Collin’s idea for the reality TV show brings to mind a 2004 film that won an Oscar for best song, sung on Oscar night by a former client of a firm with which I was then associated. Collin was going to do a motorcycle excursion with a camera attached. Judge Buch isn’t certain whether this was business or pleasure, but it doesn’t matter since the concept never went anywhere. And IRS disallowed all of Collin’s business-type deductions.

“The bulk of Mr. Pulsipher’s expenses are related to the preliminary steps he took to develop a reality show. Generally, expenses under section 162 are deductible to the extent that they relate to a functioning business at the time the expenses were incurred. A functioning business is one that is performing the activities for which it ïs organized. The bulk of Mr. Pulsipher’s expenses are related to the preliminary steps he took in developing a reality show, and not his income as a musician. Because those expenses are not related to a functioning business, they cannot properly be offset against his income as a musician.” Order, transcript, at p. 7. (Citations omitted).

And as start-up expenses, these items, though documented to some extent, are a nonstarter.

“To the extent his expenses relate to a new business, section 195 disallows business expenses for start-up expenditures. A start-up expenditure is any amount paid or incurred in connection with: (1) investigating the creation or acquisition of an active trade or business (2) creating an active trade or business, or (3) any activity engaged in for profit and for the production of income before the day on which the active trade or business begins in anticipation of such activity becoming an active trade or business. In all instances, the amount in question must be allowable as a deduction in the case of an existing active trade or business. Because the reality show was a new venture and not an active business, Mr. Pulsipher’s expenses are not deductible under section 195.” Order, transcript at pp. 7-8. (Citations omitted).

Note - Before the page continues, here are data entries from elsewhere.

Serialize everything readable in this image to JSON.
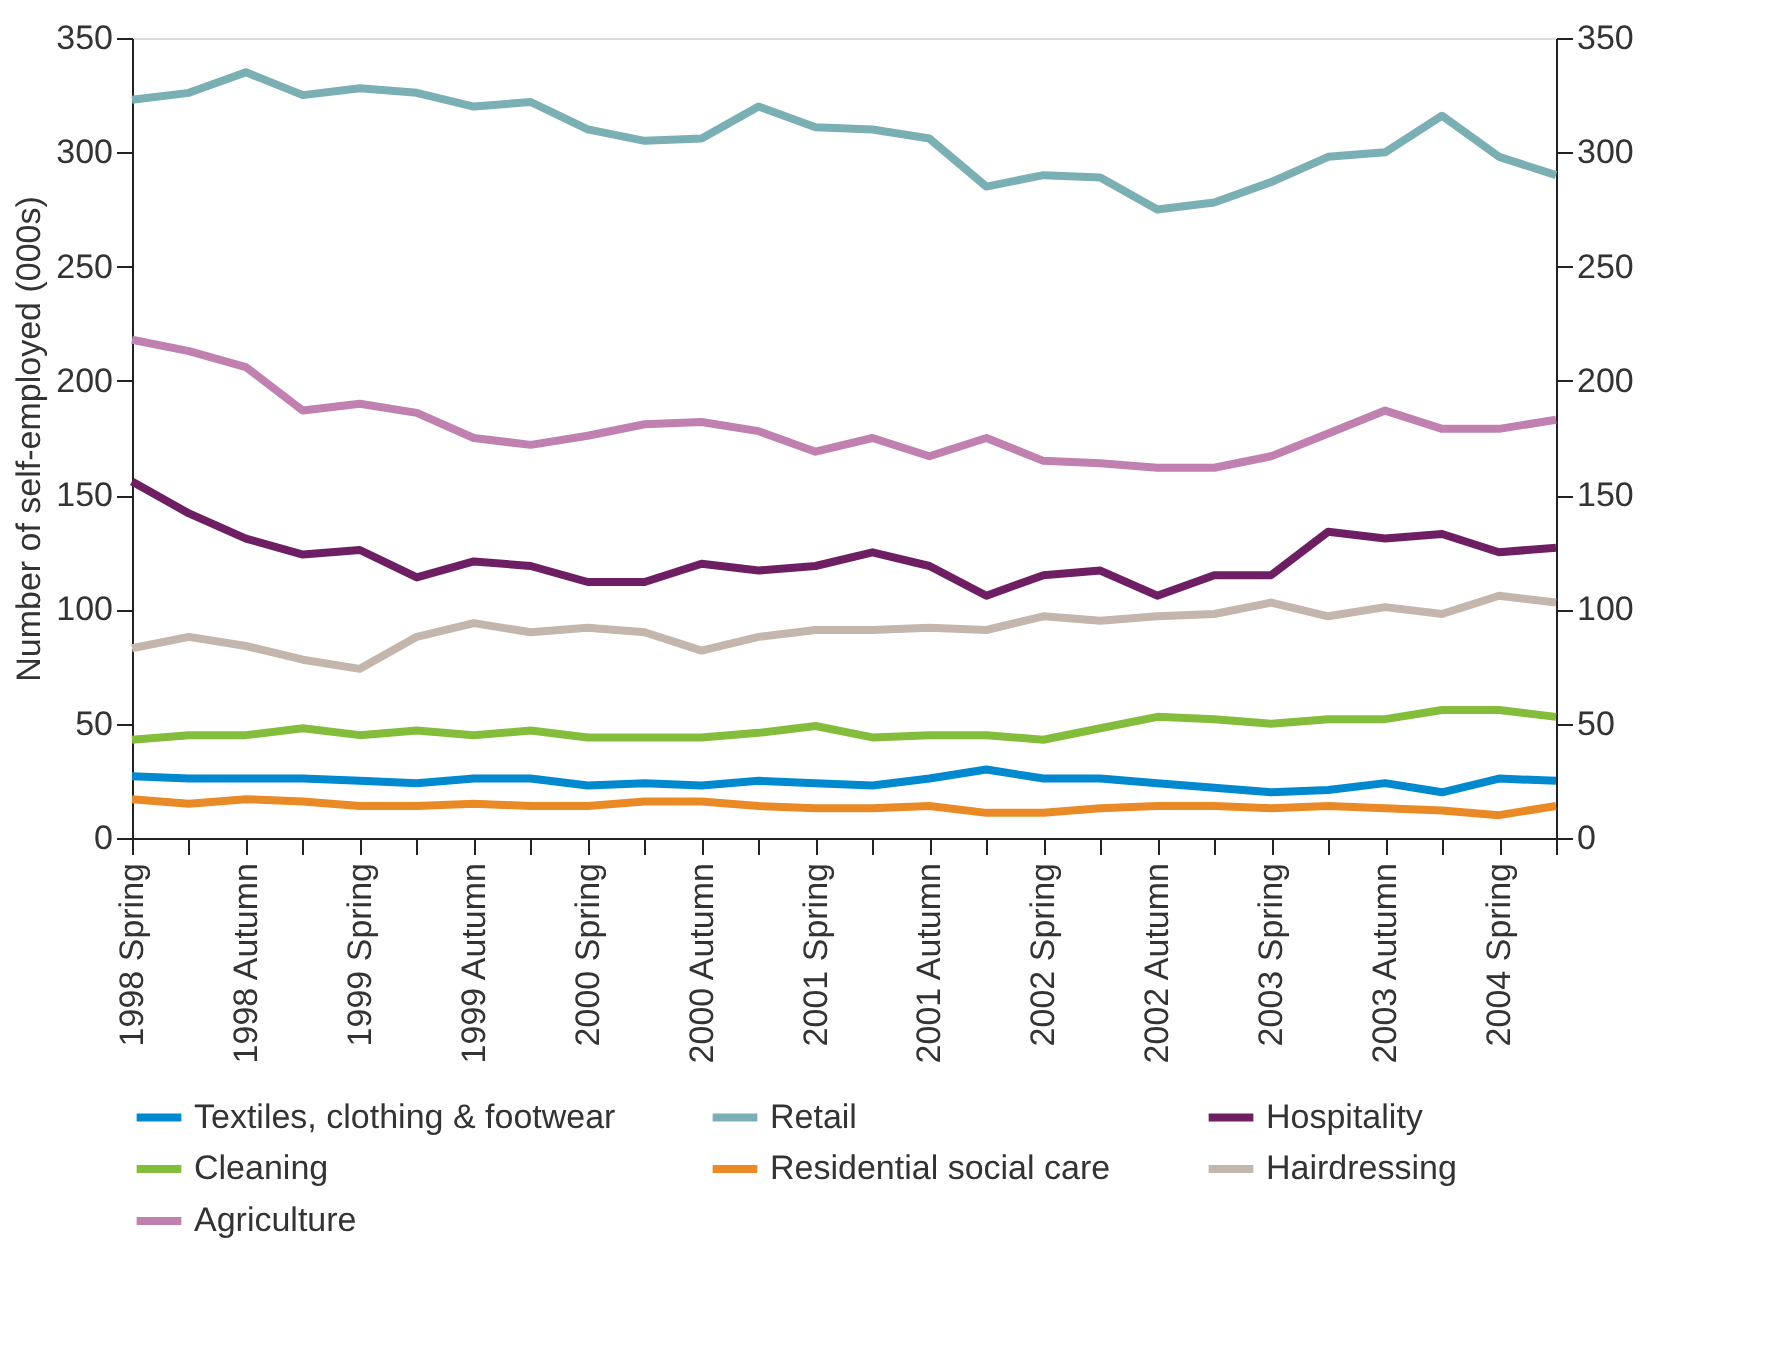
{
  "chart_data": {
    "type": "line",
    "ylabel": "Number of self-employed (000s)",
    "categories": [
      "1998 Spring",
      null,
      "1998 Autumn",
      null,
      "1999 Spring",
      null,
      "1999 Autumn",
      null,
      "2000 Spring",
      null,
      "2000 Autumn",
      null,
      "2001 Spring",
      null,
      "2001 Autumn",
      null,
      "2002 Spring",
      null,
      "2002 Autumn",
      null,
      "2003 Spring",
      null,
      "2003 Autumn",
      null,
      "2004 Spring",
      null
    ],
    "ylim": [
      0,
      350
    ],
    "yticks": [
      0,
      50,
      100,
      150,
      200,
      250,
      300,
      350
    ],
    "y2lim": [
      0,
      350
    ],
    "y2ticks": [
      0,
      50,
      100,
      150,
      200,
      250,
      300,
      350
    ],
    "grid": false,
    "legend": "bottom",
    "line_style": "solid",
    "marker": "none",
    "series": [
      {
        "name": "Textiles, clothing & footwear",
        "color": "#0089cf",
        "values": [
          27,
          26,
          26,
          26,
          25,
          24,
          26,
          26,
          23,
          24,
          23,
          25,
          24,
          23,
          26,
          30,
          26,
          26,
          24,
          22,
          20,
          21,
          24,
          20,
          26,
          25
        ]
      },
      {
        "name": "Retail",
        "color": "#7aafb4",
        "values": [
          323,
          326,
          335,
          325,
          328,
          326,
          320,
          322,
          310,
          305,
          306,
          320,
          311,
          310,
          306,
          285,
          290,
          289,
          275,
          278,
          287,
          298,
          300,
          316,
          298,
          290
        ]
      },
      {
        "name": "Hospitality",
        "color": "#6e1f63",
        "values": [
          156,
          142,
          131,
          124,
          126,
          114,
          121,
          119,
          112,
          112,
          120,
          117,
          119,
          125,
          119,
          106,
          115,
          117,
          106,
          115,
          115,
          134,
          131,
          133,
          125,
          127
        ]
      },
      {
        "name": "Cleaning",
        "color": "#84bd3c",
        "values": [
          43,
          45,
          45,
          48,
          45,
          47,
          45,
          47,
          44,
          44,
          44,
          46,
          49,
          44,
          45,
          45,
          43,
          48,
          53,
          52,
          50,
          52,
          52,
          56,
          56,
          53
        ]
      },
      {
        "name": "Residential social care",
        "color": "#e98a26",
        "values": [
          17,
          15,
          17,
          16,
          14,
          14,
          15,
          14,
          14,
          16,
          16,
          14,
          13,
          13,
          14,
          11,
          11,
          13,
          14,
          14,
          13,
          14,
          13,
          12,
          10,
          14
        ]
      },
      {
        "name": "Hairdressing",
        "color": "#c4b5ad",
        "values": [
          83,
          88,
          84,
          78,
          74,
          88,
          94,
          90,
          92,
          90,
          82,
          88,
          91,
          91,
          92,
          91,
          97,
          95,
          97,
          98,
          103,
          97,
          101,
          98,
          106,
          103
        ]
      },
      {
        "name": "Agriculture",
        "color": "#c080b0",
        "values": [
          218,
          213,
          206,
          187,
          190,
          186,
          175,
          172,
          176,
          181,
          182,
          178,
          169,
          175,
          167,
          175,
          165,
          164,
          162,
          162,
          167,
          177,
          187,
          179,
          179,
          183
        ]
      }
    ]
  }
}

But all is not lost. Judge Buch lets Collin have his drumsticks, lyric books and studio rental deductions. Section 274 strictures don’t apply, and Collin did make a few bucks as a musician.

And Collin & Marcella avoid one of the chops. IRS asserted the five-and-ten (understatement of tax of $5000 or 10% of tax, whichever greater); but that must await the Rule 155 beancount.

In the alternative, IRS wants negligence. However, the issue here wasn’t recordkeeping or substantiation.

“…the expenses that have been disallowed were not disallowed for lack of substantiation. The expenses were disallowed because start-up expenses for a reality show were improperly aggregated with the income from being a musician. Mr. Pulsipher credibly testified that he discussed these expenses with his return preparer. We understand from Mr. Pulsipher’s testimony that it was the return preparer who aggregated those expenses. On this record, we cannot say that Mr. Pulsipher was negligent. We need not reach the issue of the quality of his substantiation.” Order, transcript, at pp. 9-10.

Bang the drum and blame the preparer. It works, sometimes.

THE BUTCHER’S BILL

In Uncategorized on 02/15/2018 at 15:27

The statistical wizards at The Glasshouse have posted the pass-fail numbers and percentages for the Tax Court admission exam for non-attorneys (no lawyers need apply) for the last eight biennial cycles (that’s sixteen, count ‘em, sixteen, years).

Here’s my take on those numbers. And please remember, like a lot of lawyers, math is not my long suit.

92 on average took the test, and 12 on average passed. The best year was 2014, with an 18.25% pass rate, the worst was 2004, with a 5.56% pass rate.

Casualty rates like that make you weep.